In DITA 1.0, you cannot specify the <see> and <see also> index entries by using the current <indexterm> element. The DITA 1.1 standard introduces the following new child elements for <indexterm> that support this functionality:

For example, you can add the kind of index entry shown below:
<indexterm>computer
   <index-see>monitor</index-see>
   <index-see-also>Illustration</index-see-also> 
</indexterm>
Then, if you generate HTML Help, JavaHelp, and PDF output with the indexing function enabled, the index entries will look like the following:
computer 43
        See monitor
        See also Illustration
        

In HTMLHelp and JavaHelp, the output will contain hyperlinks to the "see" and "see also" entries. In PDF output, the output is not hyperlinked.

See and See also indexing is ignored in XHTML. In PDF, you must enable indexing using the FO plug-in provided by Idiom.

Sort order indexing elements

With the DITA 1.1 standard, you can specify a sort phrase and sort index entries under the sort phrase. This feature allows you to sort an index entry in a way different from the default. One example would be to disregard insignificant leading text, such as punctuation or words like "the" or "a".

Another example would be to sort <data> under the letter D rather than the character "<", or to include such an entry under both the punctuation heading and also the letter D. In this case there would be index entry directives differentiated only by the sort order.

If you put the following content in the source file:
<indexterm>data<index-sort-as>key</index-sort-as></indexterm>
<indexterm>indextest<index-sort-as>abc</index-sort-as></indexterm>
the output should be:
indextest data

Another example might be a translation project in which a document needs to be translated into Japanese. Many of the index entries contain kanji, which need to be sorted in phonetic order. The translators, who can understand the language and see the entry in its context, can insert the <index-sort-as> elements into the <indexterm> elements as part of their localization work.

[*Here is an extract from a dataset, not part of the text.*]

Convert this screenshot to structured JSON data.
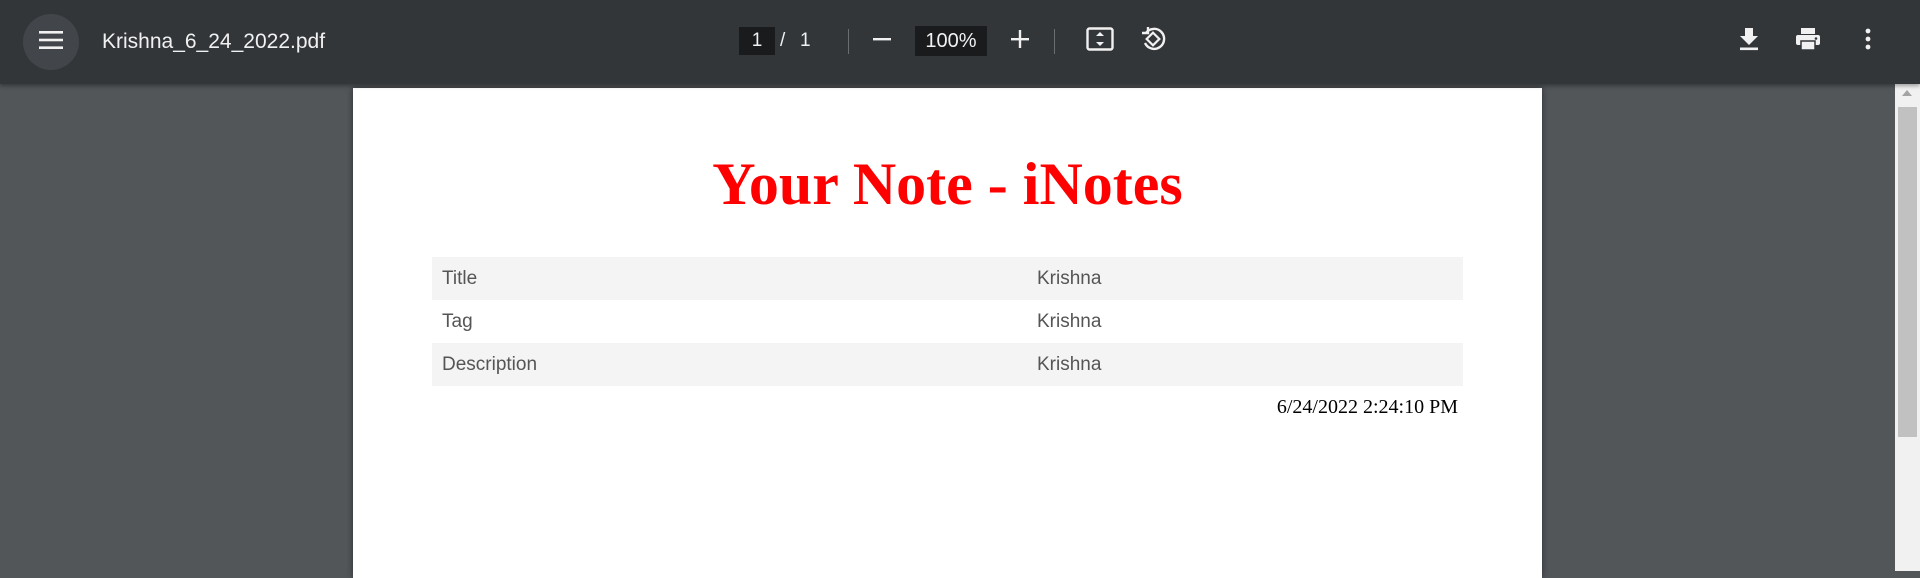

Supporting ICU in index sorting

With DITA Open Toolkit 1.3, you can get correctly sorted index output for different languages.

During normal transformation, the Toolkit looks for ICU (International Components Unicode) classes inside the classpath element. If the ICU is enabled, the Toolkit uses ICU's Collator class to do the comparing and sorting. If the ICU is not enabled, the Toolkit will use the JDK's Collator class to do the comparing and sorting.
Note: The ICU is included in the Toolkit 1.3 full installation package.